5.3 Training and testing an MLP (4p)

Implement the function train_test_mlp(), which trains a simple MLP predicting the POS tags from the encoded words. Your function should

train an MLP model with a single hidden layer with 64 units using ‘relu’ activation
use part of the training set as validation set for 50 epochs
pick the epoch with the best (smallest) validation loss,
re-train the model (from scratch) using the full training set up to the best epoch determined earlier,
and print out macro-averaged precision, recall, F1 scores, and the confusion matrix on the test set.

Note that the dimensions of input, and the type/size of the final output (classification) layer is determined by the data (and the problem). You can freely choose the options that are not specified above, e.g., mini batch size, or optimization algorithm, or use the library defaults when applicable.

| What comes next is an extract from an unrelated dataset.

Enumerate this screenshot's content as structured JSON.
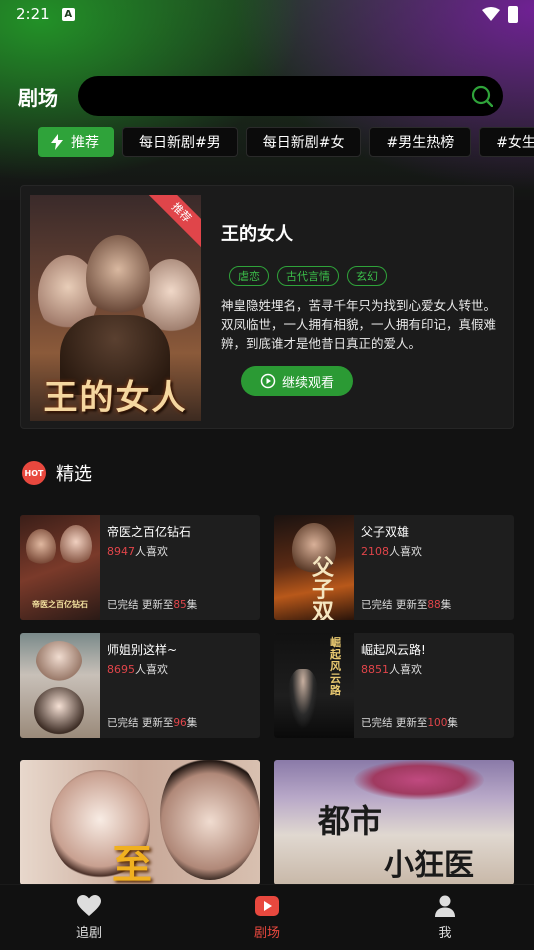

For computational efficiency the above procedure suggests performing a ‘naive’ early-stopping method for determining when to stop (best epoch). However, you are encouraged to experiment with tuning other hyperparameters, for example:

Number of units in the hidden layer
Number of hidden layers
The activation function
The batch size during training
The optimization algorithm, and parameters of the optimization algorithm (e.g., learning rate)
Dropout with different rates before and after the hidden layer(s)
Padding direction

The model used in this exercise is simply ‘wrong’ for processing sequences. You should think about why this model is not suitable for the task, and why it works as much as it works on this particular problem.

5.4 Training and testing an RNN (2p)

Implement the function train_test_rnn(), which trains a gated recurrent neural network for solving the same problem. Use a gated recurrent network of your choice (e.g., GRU or LSTM), with 64 hidden units. The classifier layer should be trained on the final representation built by the RNN for the whole sequence (this is the default behaviour in Keras’ RNN layers).

Your function should perform the same steps as in Exercise 5.3. However, you should use an RNN instead of an MLP.

As well as the additional questions/tasks listed for Exercise 5.3, you are encouraged to experiment with different RNN architectures, including the simple RNNs, and bidirectional versions of them.